The Supreme Court on Friday rejected a lawsuit backed by President Donald Trump to overturn Joe Biden's election victory, ending a desperate attempt to get legal issues that state and federal judges had rejected before the nation's highest court.
In a brief order, the court said Texas does not have the legal right to sue Michigan, Georgia, Pennsylvania and Wisconsin because it “has not demonstrated a judicially cognizable interest in the manner in which another state conducts its elections.”
Justices Samuel Alito and Clarence Thomas, who have said previously the court does not have the authority to turn away lawsuits between states, said they would have heard Texas' complaint. But they would not have done as Texas wanted pending resolution of the lawsuit and set aside those four states' 62 electoral votes for Biden.
No dissent from Trump appointees
Three Trump appointees sit on the high court. In his push to get the most recent of his nominees, Justice Amy Coney Barrett, confirmed quickly, Trump said she would be needed for any post-election lawsuits. Barrett appears to have participated in both cases this week. None of the Trump appointees noted a dissent in either case.
The court's order was its second this week rebuffing Republican requests that it get involved in the 2020 election outcome. The justices turned away an appeal from Pennsylvania Republicans on Tuesday.
The Electoral College meets Monday to formally elect Biden as the next president.
More than half of House Republicans, including their top two leaders, backed the lawsuit in an extraordinary display of the party's willingness to subvert the will of voters.
Seventeen Republican attorneys general and 126 members of Congress joined Texas and Trump in urging the U.S. Supreme Court to throw out millions of votes in four battleground states based on unsubstantiated claims of fraud. On Friday, House Republican leader Kevin McCarthy of California and Minority Whip Steve Scalise of Louisiana signed onto a brief backing the long-shot bid, demonstrating Trump's remarkable political power even as he spreads false claims that many Democrats and others fear risk deeply damaging democracy.

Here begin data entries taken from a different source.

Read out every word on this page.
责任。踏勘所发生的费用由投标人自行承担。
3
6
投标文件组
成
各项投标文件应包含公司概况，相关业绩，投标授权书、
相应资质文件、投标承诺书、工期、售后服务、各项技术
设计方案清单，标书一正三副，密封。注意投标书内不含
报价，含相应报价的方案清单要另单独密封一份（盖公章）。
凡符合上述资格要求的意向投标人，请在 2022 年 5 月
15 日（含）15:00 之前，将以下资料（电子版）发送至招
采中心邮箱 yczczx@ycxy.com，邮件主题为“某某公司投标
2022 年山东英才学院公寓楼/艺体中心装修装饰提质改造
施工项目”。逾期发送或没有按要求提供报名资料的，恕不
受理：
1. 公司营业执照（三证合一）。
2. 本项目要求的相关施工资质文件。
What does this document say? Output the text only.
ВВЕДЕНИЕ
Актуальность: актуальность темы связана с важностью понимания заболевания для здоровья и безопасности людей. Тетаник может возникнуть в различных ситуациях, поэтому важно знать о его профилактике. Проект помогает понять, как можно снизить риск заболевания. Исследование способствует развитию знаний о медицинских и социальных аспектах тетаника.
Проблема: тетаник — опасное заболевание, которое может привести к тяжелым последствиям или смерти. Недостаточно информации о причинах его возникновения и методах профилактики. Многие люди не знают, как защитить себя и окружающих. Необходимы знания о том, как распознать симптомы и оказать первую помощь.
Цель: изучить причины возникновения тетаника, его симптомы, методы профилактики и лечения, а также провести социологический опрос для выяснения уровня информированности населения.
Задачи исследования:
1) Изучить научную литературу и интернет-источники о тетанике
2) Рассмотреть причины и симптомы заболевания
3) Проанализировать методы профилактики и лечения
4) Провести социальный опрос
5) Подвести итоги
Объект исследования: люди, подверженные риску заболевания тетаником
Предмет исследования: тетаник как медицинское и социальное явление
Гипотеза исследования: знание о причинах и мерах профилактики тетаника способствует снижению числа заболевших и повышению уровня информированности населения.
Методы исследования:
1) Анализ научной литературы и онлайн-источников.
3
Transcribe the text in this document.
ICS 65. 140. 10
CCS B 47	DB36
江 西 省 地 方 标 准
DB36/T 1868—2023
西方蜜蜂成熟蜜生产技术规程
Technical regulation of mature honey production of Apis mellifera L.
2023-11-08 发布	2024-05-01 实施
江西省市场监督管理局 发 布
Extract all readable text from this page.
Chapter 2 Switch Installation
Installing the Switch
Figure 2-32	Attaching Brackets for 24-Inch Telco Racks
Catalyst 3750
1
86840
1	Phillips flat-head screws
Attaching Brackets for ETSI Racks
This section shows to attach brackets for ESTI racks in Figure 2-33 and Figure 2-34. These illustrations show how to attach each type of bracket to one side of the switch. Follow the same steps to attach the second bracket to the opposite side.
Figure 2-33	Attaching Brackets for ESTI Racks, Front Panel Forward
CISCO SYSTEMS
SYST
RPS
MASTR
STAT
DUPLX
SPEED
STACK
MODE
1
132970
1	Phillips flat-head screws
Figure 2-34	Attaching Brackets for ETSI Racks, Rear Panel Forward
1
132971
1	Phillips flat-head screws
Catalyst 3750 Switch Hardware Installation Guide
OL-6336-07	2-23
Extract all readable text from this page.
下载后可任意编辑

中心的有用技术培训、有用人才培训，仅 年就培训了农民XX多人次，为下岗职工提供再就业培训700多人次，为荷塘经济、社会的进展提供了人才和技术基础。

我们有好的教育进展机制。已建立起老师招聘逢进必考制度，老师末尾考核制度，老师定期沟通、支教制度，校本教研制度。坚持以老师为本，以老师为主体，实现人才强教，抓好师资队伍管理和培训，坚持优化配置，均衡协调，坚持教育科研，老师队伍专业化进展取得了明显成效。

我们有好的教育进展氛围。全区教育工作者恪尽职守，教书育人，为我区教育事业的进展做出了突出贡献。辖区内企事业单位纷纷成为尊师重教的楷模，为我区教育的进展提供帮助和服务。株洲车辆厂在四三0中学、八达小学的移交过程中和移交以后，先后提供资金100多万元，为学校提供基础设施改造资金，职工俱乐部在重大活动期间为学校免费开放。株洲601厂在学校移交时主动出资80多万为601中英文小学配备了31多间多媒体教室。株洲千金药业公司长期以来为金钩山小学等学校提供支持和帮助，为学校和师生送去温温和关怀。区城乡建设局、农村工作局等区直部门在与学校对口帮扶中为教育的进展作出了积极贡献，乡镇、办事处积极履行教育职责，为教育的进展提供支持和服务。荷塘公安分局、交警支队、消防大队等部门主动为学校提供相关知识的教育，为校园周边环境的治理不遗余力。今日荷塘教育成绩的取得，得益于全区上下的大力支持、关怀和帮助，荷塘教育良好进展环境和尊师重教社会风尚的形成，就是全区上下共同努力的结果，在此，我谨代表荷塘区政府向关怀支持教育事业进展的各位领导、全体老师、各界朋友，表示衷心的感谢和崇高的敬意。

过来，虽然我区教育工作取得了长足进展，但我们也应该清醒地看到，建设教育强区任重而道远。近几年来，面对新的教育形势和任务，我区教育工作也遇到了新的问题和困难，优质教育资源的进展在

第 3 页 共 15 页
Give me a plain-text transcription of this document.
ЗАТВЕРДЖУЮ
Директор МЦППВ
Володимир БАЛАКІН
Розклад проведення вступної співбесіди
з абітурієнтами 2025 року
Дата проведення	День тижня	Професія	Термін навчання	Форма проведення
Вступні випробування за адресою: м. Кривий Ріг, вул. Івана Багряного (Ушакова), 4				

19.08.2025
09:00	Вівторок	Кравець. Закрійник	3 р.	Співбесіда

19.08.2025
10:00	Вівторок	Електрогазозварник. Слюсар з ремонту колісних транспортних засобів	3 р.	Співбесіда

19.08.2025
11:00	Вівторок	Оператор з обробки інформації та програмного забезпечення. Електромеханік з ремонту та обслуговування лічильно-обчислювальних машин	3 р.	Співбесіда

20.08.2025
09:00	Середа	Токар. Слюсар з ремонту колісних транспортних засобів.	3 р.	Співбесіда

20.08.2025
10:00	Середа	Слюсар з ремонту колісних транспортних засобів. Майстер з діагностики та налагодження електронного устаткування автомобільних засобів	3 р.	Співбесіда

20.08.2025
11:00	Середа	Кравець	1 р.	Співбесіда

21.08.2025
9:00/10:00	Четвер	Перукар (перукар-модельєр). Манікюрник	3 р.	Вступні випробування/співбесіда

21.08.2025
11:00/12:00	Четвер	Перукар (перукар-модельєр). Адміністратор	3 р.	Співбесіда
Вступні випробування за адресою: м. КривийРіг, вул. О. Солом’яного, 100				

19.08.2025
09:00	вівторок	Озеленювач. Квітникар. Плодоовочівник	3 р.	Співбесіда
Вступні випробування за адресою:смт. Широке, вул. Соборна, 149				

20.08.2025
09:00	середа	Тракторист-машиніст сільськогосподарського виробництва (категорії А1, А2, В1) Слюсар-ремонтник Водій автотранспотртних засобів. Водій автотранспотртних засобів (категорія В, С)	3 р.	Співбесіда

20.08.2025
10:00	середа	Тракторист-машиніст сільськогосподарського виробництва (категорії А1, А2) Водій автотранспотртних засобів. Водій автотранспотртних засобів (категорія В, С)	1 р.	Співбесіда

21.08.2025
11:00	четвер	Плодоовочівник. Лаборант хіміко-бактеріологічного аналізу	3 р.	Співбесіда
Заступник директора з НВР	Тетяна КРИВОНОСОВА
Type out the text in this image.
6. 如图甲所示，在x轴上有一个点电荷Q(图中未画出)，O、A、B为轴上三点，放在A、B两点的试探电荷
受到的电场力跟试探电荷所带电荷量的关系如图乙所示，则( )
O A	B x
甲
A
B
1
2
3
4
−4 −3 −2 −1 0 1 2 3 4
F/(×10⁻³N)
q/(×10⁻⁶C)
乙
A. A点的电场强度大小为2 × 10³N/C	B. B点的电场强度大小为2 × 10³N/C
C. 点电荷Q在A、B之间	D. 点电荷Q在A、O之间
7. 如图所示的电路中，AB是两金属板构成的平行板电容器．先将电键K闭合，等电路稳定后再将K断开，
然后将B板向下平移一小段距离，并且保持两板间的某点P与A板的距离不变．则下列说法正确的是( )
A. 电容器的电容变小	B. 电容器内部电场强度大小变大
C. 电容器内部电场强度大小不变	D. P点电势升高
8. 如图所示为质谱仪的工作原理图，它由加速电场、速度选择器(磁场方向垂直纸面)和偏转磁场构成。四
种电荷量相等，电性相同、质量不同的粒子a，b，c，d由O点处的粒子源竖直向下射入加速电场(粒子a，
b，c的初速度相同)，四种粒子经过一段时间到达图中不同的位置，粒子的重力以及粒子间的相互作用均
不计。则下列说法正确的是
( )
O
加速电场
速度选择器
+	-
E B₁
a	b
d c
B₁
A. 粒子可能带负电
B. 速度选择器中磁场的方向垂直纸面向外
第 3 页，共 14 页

"This lawsuit is an act of flailing GOP desperation, which violates the principles enshrined in our American democracy," House Speaker Nancy Pelosi wrote in a message to Democrats on Friday.
'Hard time' understanding case
A few Republicans expressed concerns about the case. Many others remained silent.
"Texas is a big state, but I don't know exactly why it has a right to tell four other states how to run their elections. So I'm having a hard time figuring out the basis for that lawsuit," Republican Senator Lamar Alexander told NBC's Chuck Todd in an interview for "Meet the Press" that will air Sunday.
The lawsuit filed against Michigan, Georgia, Pennsylvania and Wisconsin repeated false, disproven and unsubstantiated accusations about the voting in four states that went for Trump's Democratic challenger. The case demanded that the high court invalidate the states' 62 total Electoral College votes. That's an unprecedented remedy in American history: setting aside the votes of tens of millions of people, under the baseless claim the Republican incumbent lost a chance at a second term because of widespread fraud.
Two days after Paxton sued, 17 states filed a motion supporting the lawsuit, and on Thursday six of those states asked to join the case themselves. Trump acted to join the case, tweeting Thursday that "the Supreme Court has a chance to save our country from the greatest election abuse in the history of the United States." Hours later, Trump held a meeting at the White House, scheduled before the suit was filed, with a dozen Republican attorneys general, including Paxton and several others who backed the effort.
Still, some of the top state Republican prosecutors urging the Supreme Court to hear the case acknowledged that the effort was a long shot and were seeking to distance themselves from Trump's baseless allegations of fraud. North Dakota's Wayne Stenehjem, among the 17 attorneys general supporting the case, said North Dakota was not alleging voter fraud in the four states at issue.
"We're careful on that," said Stenehjem, who noted that his office had received thousands of calls and emails from constituents asking the state to support the suit. "But it's worth it for the Supreme Court to weigh in and settle it once and for all," he said.
The case has inflamed already high tensions over the election. West Virginia Attorney General Patrick Morrisey said his office staff received two death threats Thursday after he signed onto the brief supporting the case.
Officials in Michigan, Pennsylvania, Georgia and Wisconsin said the suit was a publicity stunt. More than 20 other attorneys general from states including California and Virginia also filed a brief Thursday urging the court to reject the case.